Tras la muerte del matrimonio Del Valle, la Nana se instala en La casa de la esquina y ayuda a la familia con el cuidado de los tres niños. La criada se transforma rápidamente en la rival de Férula, y las dos compiten por el amor de Clara, aunque sostienen sus pleitos en secreto, para no preocuparla.

Por esa época a la casa llegan las tres hermanas Mora, un grupo de hermanas espiritistas que han ubicado a Clara con sus poderes y traban con ella una estrecha amistad. Desde ese momento, La casa de la esquina se llena de gentes de diversas procedencias: cabalistas, bohemios, magos y poetas.
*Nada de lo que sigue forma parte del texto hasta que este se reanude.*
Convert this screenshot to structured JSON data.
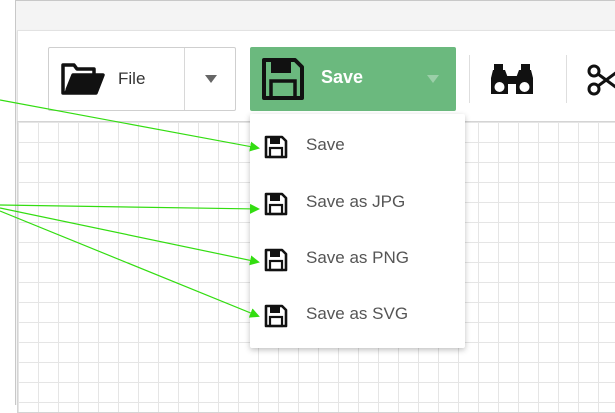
{
  "toolbar": {
    "file_label": "File",
    "save_label": "Save"
  },
  "save_menu": {
    "items": [
      {
        "label": "Save",
        "icon": "floppy-disk-icon"
      },
      {
        "label": "Save as JPG",
        "icon": "floppy-disk-icon"
      },
      {
        "label": "Save as PNG",
        "icon": "floppy-disk-icon"
      },
      {
        "label": "Save as SVG",
        "icon": "floppy-disk-icon"
      }
    ]
  },
  "colors": {
    "save_button_bg": "#6bb97e",
    "annotation_arrow": "#33dd11"
  }
}
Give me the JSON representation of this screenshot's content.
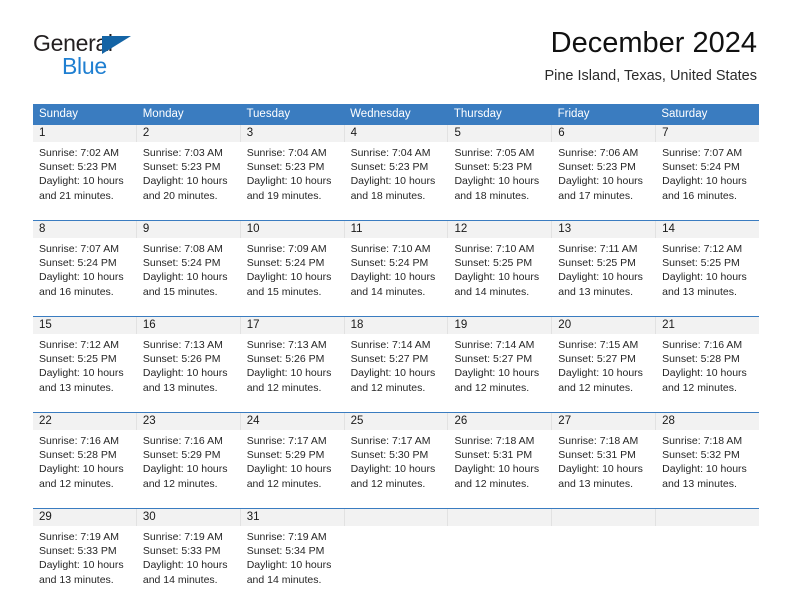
{
  "brand": {
    "name_part1": "General",
    "name_part2": "Blue",
    "accent_color": "#1f7fd1",
    "triangle_color": "#1464a5"
  },
  "header": {
    "title": "December 2024",
    "subtitle": "Pine Island, Texas, United States"
  },
  "theme": {
    "header_row_color": "#3a7cc0",
    "date_band_color": "#f2f2f2",
    "text_color": "#262626"
  },
  "weekdays": [
    "Sunday",
    "Monday",
    "Tuesday",
    "Wednesday",
    "Thursday",
    "Friday",
    "Saturday"
  ],
  "weeks": [
    {
      "days": [
        {
          "date": "1",
          "sunrise": "Sunrise: 7:02 AM",
          "sunset": "Sunset: 5:23 PM",
          "daylight1": "Daylight: 10 hours",
          "daylight2": "and 21 minutes."
        },
        {
          "date": "2",
          "sunrise": "Sunrise: 7:03 AM",
          "sunset": "Sunset: 5:23 PM",
          "daylight1": "Daylight: 10 hours",
          "daylight2": "and 20 minutes."
        },
        {
          "date": "3",
          "sunrise": "Sunrise: 7:04 AM",
          "sunset": "Sunset: 5:23 PM",
          "daylight1": "Daylight: 10 hours",
          "daylight2": "and 19 minutes."
        },
        {
          "date": "4",
          "sunrise": "Sunrise: 7:04 AM",
          "sunset": "Sunset: 5:23 PM",
          "daylight1": "Daylight: 10 hours",
          "daylight2": "and 18 minutes."
        },
        {
          "date": "5",
          "sunrise": "Sunrise: 7:05 AM",
          "sunset": "Sunset: 5:23 PM",
          "daylight1": "Daylight: 10 hours",
          "daylight2": "and 18 minutes."
        },
        {
          "date": "6",
          "sunrise": "Sunrise: 7:06 AM",
          "sunset": "Sunset: 5:23 PM",
          "daylight1": "Daylight: 10 hours",
          "daylight2": "and 17 minutes."
        },
        {
          "date": "7",
          "sunrise": "Sunrise: 7:07 AM",
          "sunset": "Sunset: 5:24 PM",
          "daylight1": "Daylight: 10 hours",
          "daylight2": "and 16 minutes."
        }
      ]
    },
    {
      "days": [
        {
          "date": "8",
          "sunrise": "Sunrise: 7:07 AM",
          "sunset": "Sunset: 5:24 PM",
          "daylight1": "Daylight: 10 hours",
          "daylight2": "and 16 minutes."
        },
        {
          "date": "9",
          "sunrise": "Sunrise: 7:08 AM",
          "sunset": "Sunset: 5:24 PM",
          "daylight1": "Daylight: 10 hours",
          "daylight2": "and 15 minutes."
        },
        {
          "date": "10",
          "sunrise": "Sunrise: 7:09 AM",
          "sunset": "Sunset: 5:24 PM",
          "daylight1": "Daylight: 10 hours",
          "daylight2": "and 15 minutes."
        },
        {
          "date": "11",
          "sunrise": "Sunrise: 7:10 AM",
          "sunset": "Sunset: 5:24 PM",
          "daylight1": "Daylight: 10 hours",
          "daylight2": "and 14 minutes."
        },
        {
          "date": "12",
          "sunrise": "Sunrise: 7:10 AM",
          "sunset": "Sunset: 5:25 PM",
          "daylight1": "Daylight: 10 hours",
          "daylight2": "and 14 minutes."
        },
        {
          "date": "13",
          "sunrise": "Sunrise: 7:11 AM",
          "sunset": "Sunset: 5:25 PM",
          "daylight1": "Daylight: 10 hours",
          "daylight2": "and 13 minutes."
        },
        {
          "date": "14",
          "sunrise": "Sunrise: 7:12 AM",
          "sunset": "Sunset: 5:25 PM",
          "daylight1": "Daylight: 10 hours",
          "daylight2": "and 13 minutes."
        }
      ]
    },
    {
      "days": [
        {
          "date": "15",
          "sunrise": "Sunrise: 7:12 AM",
          "sunset": "Sunset: 5:25 PM",
          "daylight1": "Daylight: 10 hours",
          "daylight2": "and 13 minutes."
        },
        {
          "date": "16",
          "sunrise": "Sunrise: 7:13 AM",
          "sunset": "Sunset: 5:26 PM",
          "daylight1": "Daylight: 10 hours",
          "daylight2": "and 13 minutes."
        },
        {
          "date": "17",
          "sunrise": "Sunrise: 7:13 AM",
          "sunset": "Sunset: 5:26 PM",
          "daylight1": "Daylight: 10 hours",
          "daylight2": "and 12 minutes."
        },
        {
          "date": "18",
          "sunrise": "Sunrise: 7:14 AM",
          "sunset": "Sunset: 5:27 PM",
          "daylight1": "Daylight: 10 hours",
          "daylight2": "and 12 minutes."
        },
        {
          "date": "19",
          "sunrise": "Sunrise: 7:14 AM",
          "sunset": "Sunset: 5:27 PM",
          "daylight1": "Daylight: 10 hours",
          "daylight2": "and 12 minutes."
        },
        {
          "date": "20",
          "sunrise": "Sunrise: 7:15 AM",
          "sunset": "Sunset: 5:27 PM",
          "daylight1": "Daylight: 10 hours",
          "daylight2": "and 12 minutes."
        },
        {
          "date": "21",
          "sunrise": "Sunrise: 7:16 AM",
          "sunset": "Sunset: 5:28 PM",
          "daylight1": "Daylight: 10 hours",
          "daylight2": "and 12 minutes."
        }
      ]
    },
    {
      "days": [
        {
          "date": "22",
          "sunrise": "Sunrise: 7:16 AM",
          "sunset": "Sunset: 5:28 PM",
          "daylight1": "Daylight: 10 hours",
          "daylight2": "and 12 minutes."
        },
        {
          "date": "23",
          "sunrise": "Sunrise: 7:16 AM",
          "sunset": "Sunset: 5:29 PM",
          "daylight1": "Daylight: 10 hours",
          "daylight2": "and 12 minutes."
        },
        {
          "date": "24",
          "sunrise": "Sunrise: 7:17 AM",
          "sunset": "Sunset: 5:29 PM",
          "daylight1": "Daylight: 10 hours",
          "daylight2": "and 12 minutes."
        },
        {
          "date": "25",
          "sunrise": "Sunrise: 7:17 AM",
          "sunset": "Sunset: 5:30 PM",
          "daylight1": "Daylight: 10 hours",
          "daylight2": "and 12 minutes."
        },
        {
          "date": "26",
          "sunrise": "Sunrise: 7:18 AM",
          "sunset": "Sunset: 5:31 PM",
          "daylight1": "Daylight: 10 hours",
          "daylight2": "and 12 minutes."
        },
        {
          "date": "27",
          "sunrise": "Sunrise: 7:18 AM",
          "sunset": "Sunset: 5:31 PM",
          "daylight1": "Daylight: 10 hours",
          "daylight2": "and 13 minutes."
        },
        {
          "date": "28",
          "sunrise": "Sunrise: 7:18 AM",
          "sunset": "Sunset: 5:32 PM",
          "daylight1": "Daylight: 10 hours",
          "daylight2": "and 13 minutes."
        }
      ]
    },
    {
      "days": [
        {
          "date": "29",
          "sunrise": "Sunrise: 7:19 AM",
          "sunset": "Sunset: 5:33 PM",
          "daylight1": "Daylight: 10 hours",
          "daylight2": "and 13 minutes."
        },
        {
          "date": "30",
          "sunrise": "Sunrise: 7:19 AM",
          "sunset": "Sunset: 5:33 PM",
          "daylight1": "Daylight: 10 hours",
          "daylight2": "and 14 minutes."
        },
        {
          "date": "31",
          "sunrise": "Sunrise: 7:19 AM",
          "sunset": "Sunset: 5:34 PM",
          "daylight1": "Daylight: 10 hours",
          "daylight2": "and 14 minutes."
        },
        {
          "date": "",
          "sunrise": "",
          "sunset": "",
          "daylight1": "",
          "daylight2": ""
        },
        {
          "date": "",
          "sunrise": "",
          "sunset": "",
          "daylight1": "",
          "daylight2": ""
        },
        {
          "date": "",
          "sunrise": "",
          "sunset": "",
          "daylight1": "",
          "daylight2": ""
        },
        {
          "date": "",
          "sunrise": "",
          "sunset": "",
          "daylight1": "",
          "daylight2": ""
        }
      ]
    }
  ]
}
Todos los viernes se establece una reunión –a la que asiste también la jovencita Blanca –para conjurar espíritus, hablar con el más allá y desarrollar las artes adivinatorias.

Esteban reprueba esta conducta, pero no interfiere en los hábitos de su esposa. Solo se encarga que los mellizos no se vean involucrados en cuestiones mágicas, pues considera que son cosas de mujeres. Al mismo tiempo, Esteban inicia una rivalidad silenciosa con su hermana, Férula, quien compite por el amor de Clara. Férula hace todo lo posible para alejar a la pareja, y logra que Esteban ya no se sienta cómodo en su propia casa y decida irse cada vez más tiempo a la estancia. Sin embargo, movido por un presentimiento, Esteban regresa un día a la capital sin dar aviso. Esa noche hay un temblor particularmente fuerte que espanta a Férula, quien busca refugio en la habitación de Clara. Esta última no lo ha sentido, y duerme plácidamente. Cuando Esteban llega a la casa, se dirige sigilosamente a la habitación de su mujer y encuentra a su hermana durmiendo con ella. En un arrebato de ira, acusa a su hermana de pervertir a su mujer con inclinaciones lésbicas y la echa de la casa.

Análisis

Tal como sus títulos lo indican, el capítulo 3 está dedicado a Clara, la hija menor del matrimonio Del Valle, mientras que el 4 es enfoca en su matrimonio con Esteban Trueba y la casa que habitan juntos.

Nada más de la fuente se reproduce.